Yes I do practise papers regularly with students but I always clarify that I am not doing materials that count towards any form of continuous assessment. I am a History teacher - students joining me are often seeking exam technique guidance but I always make it clear that you need secure subject knowledge as a prerequisite. Technique will be of little use without command of the topic. Lastly I stick very firmly to the rules regarding NEA coursework and have posted on this topic before as students often approach asking for help to improve final drafts. This is a definitive no.
I do loads after I have taught the syllabus. I think you need to for exams of any kind it’s part of revision.
Maybe I’m unusual but I love doing practice papers and in general focusing on exam skills like how to efficiently divide up the syllabus content.

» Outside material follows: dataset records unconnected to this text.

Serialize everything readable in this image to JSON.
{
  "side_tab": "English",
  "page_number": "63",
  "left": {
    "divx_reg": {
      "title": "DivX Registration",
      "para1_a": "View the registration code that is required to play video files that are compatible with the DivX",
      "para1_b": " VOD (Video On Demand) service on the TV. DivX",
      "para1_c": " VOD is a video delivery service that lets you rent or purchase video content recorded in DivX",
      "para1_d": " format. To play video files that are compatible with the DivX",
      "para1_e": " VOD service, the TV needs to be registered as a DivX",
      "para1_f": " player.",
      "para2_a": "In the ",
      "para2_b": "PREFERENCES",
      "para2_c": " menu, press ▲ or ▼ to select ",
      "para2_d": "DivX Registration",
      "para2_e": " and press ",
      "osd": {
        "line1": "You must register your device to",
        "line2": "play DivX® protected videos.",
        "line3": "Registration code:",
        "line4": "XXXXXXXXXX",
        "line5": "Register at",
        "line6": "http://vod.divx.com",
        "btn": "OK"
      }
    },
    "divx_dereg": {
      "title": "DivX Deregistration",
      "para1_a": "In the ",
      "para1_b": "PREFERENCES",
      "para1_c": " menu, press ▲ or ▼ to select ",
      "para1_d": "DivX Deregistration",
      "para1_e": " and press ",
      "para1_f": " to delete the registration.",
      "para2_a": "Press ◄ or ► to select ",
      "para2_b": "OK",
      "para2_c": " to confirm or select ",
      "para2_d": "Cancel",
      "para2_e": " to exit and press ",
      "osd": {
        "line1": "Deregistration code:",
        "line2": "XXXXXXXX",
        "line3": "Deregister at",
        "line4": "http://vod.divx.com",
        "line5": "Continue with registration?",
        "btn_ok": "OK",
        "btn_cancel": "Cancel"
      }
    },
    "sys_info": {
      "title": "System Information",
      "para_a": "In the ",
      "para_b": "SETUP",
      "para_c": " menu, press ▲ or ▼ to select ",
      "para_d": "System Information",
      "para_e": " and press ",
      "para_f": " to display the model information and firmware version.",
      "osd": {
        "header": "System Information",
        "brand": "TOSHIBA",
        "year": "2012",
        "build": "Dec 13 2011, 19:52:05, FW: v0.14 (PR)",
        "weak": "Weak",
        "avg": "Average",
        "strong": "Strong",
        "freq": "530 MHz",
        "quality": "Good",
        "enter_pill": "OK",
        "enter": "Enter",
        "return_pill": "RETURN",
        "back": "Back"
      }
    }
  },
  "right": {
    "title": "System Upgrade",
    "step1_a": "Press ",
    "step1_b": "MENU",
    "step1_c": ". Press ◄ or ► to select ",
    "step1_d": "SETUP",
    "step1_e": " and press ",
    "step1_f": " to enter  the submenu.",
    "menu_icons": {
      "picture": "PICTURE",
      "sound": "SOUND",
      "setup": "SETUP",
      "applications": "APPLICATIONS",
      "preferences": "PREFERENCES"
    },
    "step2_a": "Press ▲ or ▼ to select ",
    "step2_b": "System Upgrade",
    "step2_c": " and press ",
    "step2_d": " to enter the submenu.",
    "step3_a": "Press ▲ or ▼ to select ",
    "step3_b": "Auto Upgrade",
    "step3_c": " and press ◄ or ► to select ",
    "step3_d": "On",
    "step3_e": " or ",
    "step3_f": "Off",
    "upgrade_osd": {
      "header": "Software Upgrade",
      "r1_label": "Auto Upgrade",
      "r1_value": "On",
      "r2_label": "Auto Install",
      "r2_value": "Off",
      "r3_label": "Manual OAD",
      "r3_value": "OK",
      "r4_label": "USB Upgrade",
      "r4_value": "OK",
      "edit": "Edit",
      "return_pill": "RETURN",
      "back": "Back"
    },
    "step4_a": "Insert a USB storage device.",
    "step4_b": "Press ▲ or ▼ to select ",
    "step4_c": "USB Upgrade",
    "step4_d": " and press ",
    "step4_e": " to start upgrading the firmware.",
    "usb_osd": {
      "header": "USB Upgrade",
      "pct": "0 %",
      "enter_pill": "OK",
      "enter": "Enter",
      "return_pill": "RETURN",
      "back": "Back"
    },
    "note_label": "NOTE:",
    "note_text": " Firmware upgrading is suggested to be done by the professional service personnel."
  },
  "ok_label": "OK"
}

It does happen sometimes but I always feel a little bit uncomfortable if I consider that I have taught a student how to pass the exam while neglecting to teach the subject itself as thoroughly.
One option here is to introduce past paper questions from another exam board. Questions that test the same knowledge but with a different style of question.
One resource that I am starting to use more frequently is the WJEC exam board. Their web site allows you to compile a mock exam paper from hundreds of past paper questions after filtering by key words.
There is a clear Welsh bias in name of places and people- but who really needs to be able to pronounce Llanfair&c&c&c&c ?
Done this, it has its place but rarely the whole place in tutoring.
Agree with Joel. I have students who don’t like maths and just want their grade 4 pass to get a job. Of course I’ll encourage them to understand and build their skill and even get to like the subject. But I do past papers every week with all students. Helps them understand the way questions are worded. Helps their exam technique. And we use exam questions as hooks to talk more broadly on that topic and hopefully enrich their understanding. BTW it’s not random. I know enough about the past papets of AQA and Edexel for instance to ensure we’re covering all areas of syllabus and we still do a dive into problem areas when needed.